Through doing Number Talks with students K-5, I started to realize that one thing I look for students to use in our whole number computation discussions is using known or derived facts to come to a solution. I feel like the problems I have been using are crafted to use the answers from previous problems to reason about the ending problem.
In the younger grades, I would like to see students using the double known fact of 7+7=14 to know 7+8=15. I want them using 23 + 20=43 to get 23 +19 = 42. I don’t want them treating every problem as if they have to “start from scratch” adding all or adding on.
An example in the upper elementary:
18 x 2
18 x 20
18 x 19
This progression leads them to use a known or derived fact (18 x 20) in order to solve 18 x 19. To build efficiency, I don’t want them to the treat the final problem in the progression as a “brand new” problem in order to reason about an answer.
Along these lines of thinking, as I observed students working the other day, I realized that students weren’t using this same use of known/derived facts when working with fractions. For example, a student was adding 3/4 + 7/8. He used 6/8 as an equivalent of 3/4, added that to 7/8 and ended with an answer of 13/8. Don’t get me wrong, I loves his use of equivalency and I am a fan of improper fractions, however I started wondering to myself if it would have been more efficient (or show that he actually thought about the fractions themselves) if he used a fact he may have known such as 3/4 + 3/4=1 1/2 to then add an 1/8 on to get 1 5/8? Or used 3/4 + 1 = 1 3/4 and then took away an 1/8? Is that the flexibility I want them using with fractions like I do with whole numbers?

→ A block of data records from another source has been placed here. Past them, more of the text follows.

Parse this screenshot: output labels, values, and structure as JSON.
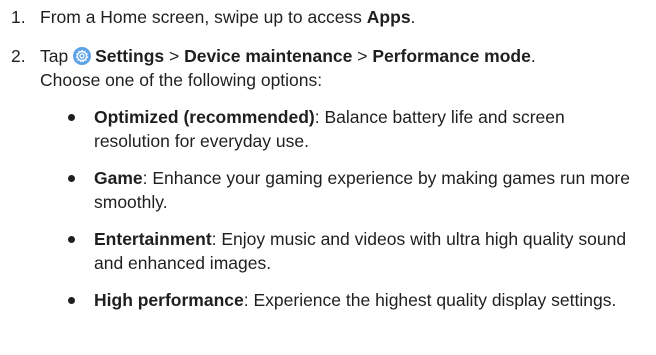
{
  "step1": {
    "number": "1.",
    "prefix": "From a Home screen, swipe up to access ",
    "apps": "Apps",
    "suffix": "."
  },
  "step2": {
    "number": "2.",
    "tap": "Tap ",
    "settings_icon": "settings-gear-icon",
    "settings": "Settings",
    "sep1": " > ",
    "device_maintenance": "Device maintenance",
    "sep2": " > ",
    "performance_mode": "Performance mode",
    "end": ".",
    "choose": "Choose one of the following options:"
  },
  "options": [
    {
      "name": "Optimized (recommended)",
      "desc": ": Balance battery life and screen resolution for everyday use."
    },
    {
      "name": "Game",
      "desc": ": Enhance your gaming experience by making games run more smoothly."
    },
    {
      "name": "Entertainment",
      "desc": ": Enjoy music and videos with ultra high quality sound and enhanced images."
    },
    {
      "name": "High performance",
      "desc": ": Experience the highest quality display settings."
    }
  ],
  "colors": {
    "text": "#1f1f1f",
    "settings_icon_bg": "#5ea3e8",
    "settings_icon_fg": "#ffffff"
  }
}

I thought I would try a Number Talk the following day to see….
1/2 + 1/2
Thumbs went up and they laughed with a lot of “this is too easy”s going around.
1/2 + 1/4
Majority reasoned that 1/2 was the same as 2/4 and added that to 1/4 to get 3/4. Some said they “just knew it because they could picture it in their head” I asked if anyone used what they knew about the first problem to help them with the second problem? Hands went right up and I got an answer that I wish I was recording. It was to the effect of,”I know a 1/4 is half of 1/2 so the answer would be a 1/4 less than 1.”
1/2 + 3/4
Thumbs went up and I got a variety here. Some used 2/4 + 3/4 to get 5/4 while others decomposed the 3/4 to 1/2 + 1/4, added 1/2 + 1/2=1 and added the 1/4 to get 1 1/4.
3/4 + 3/4
Got some grumbles on this one, because it was “too easy” – 6/4…Duh! The class shook their hands in agreement and they were ready to move on to something harder. I noticed that when the denominators are same, they don’t really “think” about the fractions too much. I waited….finally a student said, “It is just a 1/4 more than the previous problem so it is 1 1/2″ and another said each 3/4 is 1/4 more than a 1/2 so if you know 1/2 + 1/2 = 1 then you add 1/2 because 1/4 + 1/4 = 1/2.” I had to record that reasoning for the class bc it was hard for many to visualize.
3/4 + 5/8
Huge variety on this one and I thoroughly enjoyed it! From 6/8 + 5/8 = 11/8 to decomposing to combine 3/4 and 2/8 to get the whole and then 3 more 1/8s = 1 3/8. There were many more students who used problems we had previously done.
What I learned (and questions I still have) from this little experiment:
– Students LOVE having the same denominator when combining fractions.
– Do they really “think” about the fractions when the denominators are the same? Can they reason if that answer makes sense if they are just finding equivalents and adding.
– Students can be flexible with fractions if you push them to be.
– Subtraction will be an interesting one to try out next.
– I would much prefer if I remembered to use the word “sum” instead of “answer”…. I tell myself all of the time, but in the moment I always forget.
– Using known or derived fact and compensation are invaluable for students when working with both whole numbers, fractions and decimals.
– Are there mathematical concepts that present themselves later in Middle School or High School in which known and derived facts would be useful?